Le président de la CME de l’AP-HP, Loïc Capron, assure pourtant suivre cette affaire “de très près, depuis ses tous premiers commencements”. Il condamne qu’un relevé ait été établi à l’insu des praticiens, “ce qui est contraire à la loi et à la déontologie”, mais met d’abord l’accent sur “le piratage d’une messagerie électronique (qui) est un délit inacceptable, la justice doit chercher à connaître l’identité de son auteur pour le poursuivre”.

Alors que la polémique enfle, le directeur général de l’AP-HP, Martin Hirsch, a envoyé ce matin un courrier à l’ensemble des personnels de l’hôpital Pompidou, qui ne sera probablement pas de nature à calmer les plaignants. Dans une lettre de deux pages, il revient sur les tensions qui règnent actuellement à l’hôpital ainsi que sur les “tentatives de destabilisation”. Il “condamne avec la plus grande fermeté” les mises en cause personnelles dont la directrice, Anne Costa aurait fait l’objet. “Il est inacceptable d’exploiter un document de travail, récupéré probablement de manière frauduleuse, pour alimenter des attaques personnelles déplacées”. Concernant le fond de l’affaire, Martin Hirsch est plus sobre. Il admet que la diffusion du document a “suscité un émoi”, ainsi que “des interrogations sur la conformité de ce tableau au regard de la loi “informatique et liberté””. Un terme faible au regard de l’indignation des praticiens, dont les interrogations vont bien au-delà de la simple question de la légalité du document. “Si des traitements informatisés ne sont pas parfaitement en confirmité, ils devront être régularisés”, se contente d’annoncer Martin Hirsch.

 

“De tels fichiers existent dans de nombreux autres services”

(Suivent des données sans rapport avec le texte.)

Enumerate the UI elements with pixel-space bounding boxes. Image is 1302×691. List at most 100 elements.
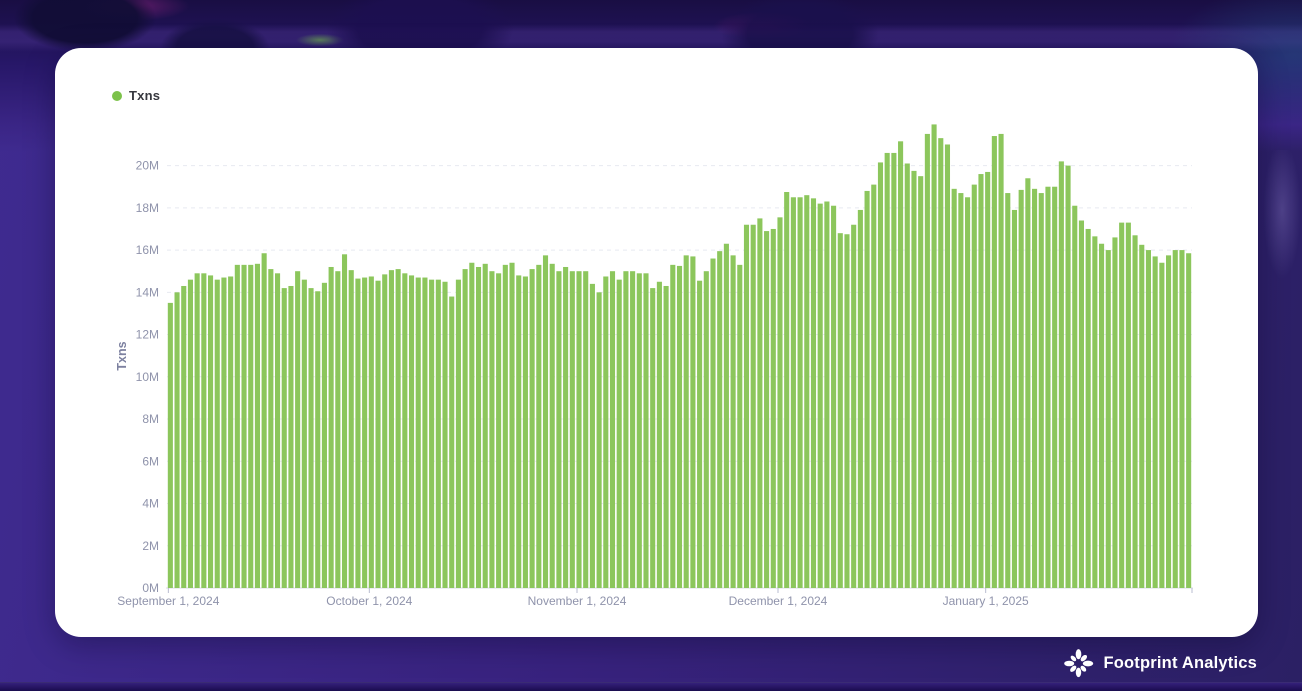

Si la plainte déposée par les six confrères entend dénoncer des pratiques plus vastes que la seule constitution d’un listing, elle pourrait permettre de mettre en lumière un fonctionnement étonnant : “de tels fichiers existent dans de nombreux autres services”, révèle sereinement le professeur Bernard Granger, psychiatre à l’hôpital Cochin et membre de la CME centrale de l’AP-HP. Lui-même reçoit depuis 2012 des fichiers avec les chiffres de consultation de ses confrères, qui ne sont pas avertis qu’une telle collecte est réalisée sur leurs actes. “On n’a jamais reçu d’infos sur ces fichiers, dont les données sont d’ailleurs souvent fausses”, précise-t-il. Depuis la plainte déposée par ses confrères de l’hôpital Pompidou, le Dr Granger a sollicité sa direction pour obtenir des précisions sur la constitution de ces fichiers. Aucune réponse ne lui a encore été fournie, mais il a bon espoir. “Cette affaire de Pompidou nous fait prendre conscience qu’il y a un problème sérieux.”

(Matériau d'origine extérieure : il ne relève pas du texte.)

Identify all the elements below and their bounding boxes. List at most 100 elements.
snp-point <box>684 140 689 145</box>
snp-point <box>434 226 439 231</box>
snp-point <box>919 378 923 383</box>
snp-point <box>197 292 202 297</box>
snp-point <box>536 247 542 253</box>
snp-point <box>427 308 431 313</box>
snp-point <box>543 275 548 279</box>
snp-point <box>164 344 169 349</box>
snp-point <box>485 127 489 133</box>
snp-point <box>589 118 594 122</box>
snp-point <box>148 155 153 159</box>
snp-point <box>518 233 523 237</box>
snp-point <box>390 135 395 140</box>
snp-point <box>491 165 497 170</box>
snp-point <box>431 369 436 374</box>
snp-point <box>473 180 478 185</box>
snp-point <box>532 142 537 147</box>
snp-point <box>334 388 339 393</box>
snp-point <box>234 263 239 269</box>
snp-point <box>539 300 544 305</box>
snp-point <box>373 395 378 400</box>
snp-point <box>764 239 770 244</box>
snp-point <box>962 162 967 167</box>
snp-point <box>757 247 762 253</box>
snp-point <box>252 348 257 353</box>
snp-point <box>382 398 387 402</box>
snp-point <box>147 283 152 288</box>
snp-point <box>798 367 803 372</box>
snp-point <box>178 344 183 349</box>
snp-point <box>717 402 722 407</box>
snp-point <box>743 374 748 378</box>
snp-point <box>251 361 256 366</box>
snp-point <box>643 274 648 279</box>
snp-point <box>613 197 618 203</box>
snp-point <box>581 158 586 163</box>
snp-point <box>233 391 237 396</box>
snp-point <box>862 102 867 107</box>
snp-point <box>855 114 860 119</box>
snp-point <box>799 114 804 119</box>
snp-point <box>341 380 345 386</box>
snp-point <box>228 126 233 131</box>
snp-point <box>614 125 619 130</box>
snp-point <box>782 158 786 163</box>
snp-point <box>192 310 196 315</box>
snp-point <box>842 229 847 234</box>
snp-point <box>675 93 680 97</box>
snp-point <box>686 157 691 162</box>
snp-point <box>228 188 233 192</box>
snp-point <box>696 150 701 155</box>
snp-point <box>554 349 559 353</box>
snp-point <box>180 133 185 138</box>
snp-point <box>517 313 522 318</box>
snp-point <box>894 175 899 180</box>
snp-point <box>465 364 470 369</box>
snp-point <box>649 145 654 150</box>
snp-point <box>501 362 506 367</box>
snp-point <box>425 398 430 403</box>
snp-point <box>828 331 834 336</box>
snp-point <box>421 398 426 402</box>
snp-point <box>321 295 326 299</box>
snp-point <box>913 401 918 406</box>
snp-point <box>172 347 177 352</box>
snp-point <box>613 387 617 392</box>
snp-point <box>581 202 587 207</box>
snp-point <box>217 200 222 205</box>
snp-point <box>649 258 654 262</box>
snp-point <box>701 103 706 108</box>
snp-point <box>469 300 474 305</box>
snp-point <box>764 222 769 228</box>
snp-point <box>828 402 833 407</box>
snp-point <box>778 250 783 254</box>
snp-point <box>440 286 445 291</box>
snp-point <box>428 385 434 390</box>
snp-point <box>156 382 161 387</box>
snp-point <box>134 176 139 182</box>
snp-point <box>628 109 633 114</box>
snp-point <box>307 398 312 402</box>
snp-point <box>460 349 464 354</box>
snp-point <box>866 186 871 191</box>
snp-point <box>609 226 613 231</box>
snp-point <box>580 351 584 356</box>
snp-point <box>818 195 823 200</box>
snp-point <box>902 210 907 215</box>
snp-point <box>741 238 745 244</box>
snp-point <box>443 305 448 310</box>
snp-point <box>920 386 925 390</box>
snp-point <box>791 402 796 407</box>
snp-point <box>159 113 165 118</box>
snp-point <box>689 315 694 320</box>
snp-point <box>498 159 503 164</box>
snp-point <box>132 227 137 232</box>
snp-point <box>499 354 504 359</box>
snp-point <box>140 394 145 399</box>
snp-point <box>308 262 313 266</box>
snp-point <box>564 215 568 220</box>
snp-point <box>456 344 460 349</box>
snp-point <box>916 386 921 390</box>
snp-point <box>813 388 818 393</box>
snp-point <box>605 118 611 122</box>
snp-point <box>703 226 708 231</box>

Pour l’heure, la plainte des six médecins de l’hôpital Pompidou est entre les mains du procureur de la République, qui doit décider l’ouverture d’une enquête. “On verra bien ce qu’il découvrira”, lâche Maître Rodolphe Bosselut. Dans un premier temps, l’avocat ne pourra pas avoir accès à l’enquête qui devrait s’ouvrir. Dans un délai de trois mois, les plaignants pourraient déposer une nouvelle plainte, “avec constitution de partie civile”, ce qui, cette fois, permettra à leur avocat de suivre l’enquête au plus près. L’affaire ne fait que commencer.